When I’ve got a hangover, I like to listen to abrasive music. Something with a bit of unease. It’s a litmus test for how the rest of my day will go. It will either force me to get up and move past my self-inflicted malady, or drive me further towards the dark corners of the house. Time-worn favourites include In Utero, The Holy Bible, Out to Lunch and The Shape of Punk to Come. It’s likely that this practice isn’t shared by many people, but it’s always worked for me.
I had a particularly caustic hangover recently, and decided to put on the new Six Organs of Admittance record, Hexadic. It was my first time hearing it, and halfway through the third song, ‘Maximum Hexadic,’ I threw up. Upon subsequent attempts to digest the album, I discovered that this had bred within me a particularly low-budget Ludovician response, and each guitar note that rose above the obscene levels of gain threatened to relieve me of my most recent meal. However, as this erroneous tale of woe will attest, my forays into music consumption betray more than a hint of masochism. I returned to Hexadic often, and each time left more appreciative of what Ben Chasny had achieved.
In the accompanying press release, Chasny expresses his desire ‘to make heavy music with as few heavy signifiers as possible.’ In accordance with this, there are no drop-A riffs, no power chords, no blast beats and no diversions into conventional song structure.
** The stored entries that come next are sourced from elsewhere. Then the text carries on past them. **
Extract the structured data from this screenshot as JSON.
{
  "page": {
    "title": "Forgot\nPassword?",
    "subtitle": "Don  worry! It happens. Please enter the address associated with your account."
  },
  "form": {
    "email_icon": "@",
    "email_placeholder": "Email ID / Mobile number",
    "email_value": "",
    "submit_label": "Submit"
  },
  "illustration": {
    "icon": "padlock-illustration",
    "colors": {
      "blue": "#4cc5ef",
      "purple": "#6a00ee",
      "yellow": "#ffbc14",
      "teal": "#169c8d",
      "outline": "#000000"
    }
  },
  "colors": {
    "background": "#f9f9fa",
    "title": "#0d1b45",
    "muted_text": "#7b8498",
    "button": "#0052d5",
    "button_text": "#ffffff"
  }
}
In place of all those things, we have ‘the Hexadic system,’ a Chasny invention that forms mirror groups of ascending and descending scales, then pushes them to their limits with volume and distortion. If you’re a fan of Six Organs’ previous, beautifully fingerpicked, pscyh-folk, emesis may be the least of your worries.
It’s rare to find an artist so willing to stretch themselves that they create an entirely new way of writing music. From the listener, Chasny demands the same objectivity. When he referred to pre-release taster track ‘Wax Chance’ as 'the pop song' on Twitter, I thought he was kidding. He wasn’t. It’s the most approachable of the ‘heavy’ songs by far, yet it conjures images of pre-destruction, end-of-set Nirvana jams, where Dave Grohl and Krist Novoselic would attempt to drag meaning from Kurt Cobain’s feedback squall.
That doesn’t mean you should stay away. Far from it. Amid the noise, there dwells a huge love of melody, and it never feels like a concession. ‘Hesitant Grand Light’ offers up tremolo-picked acoustic runs, while the closing trio of ‘Future Verbs,’ ‘Vestige’ and ‘Guild’ are genuinely gorgeous, combining post-rock dissonance with spacious piano chords. You’re both grateful for the respite and eager to return to the start, which only increases the time spent in Hexadic’s company. Like the system from which it sprung, the LP is cyclical, and only begins to make sense when played through twice in succession.
Albums such as this one will often be defined as ‘difficult,’ and the love of its content will derive more from muso appreciation than genuine affection. Six Organs of Admittance have sidestepped this by crafting a piece of work that diefies categorisation: it feels mathematically precise, painstakingly composed, entirely freeform and joyfully performed. Sometimes all at once. On top of this, it’s aggressive, gentle, patient, cluttered and sparse. I’m confused as hell, and I hope you will be too.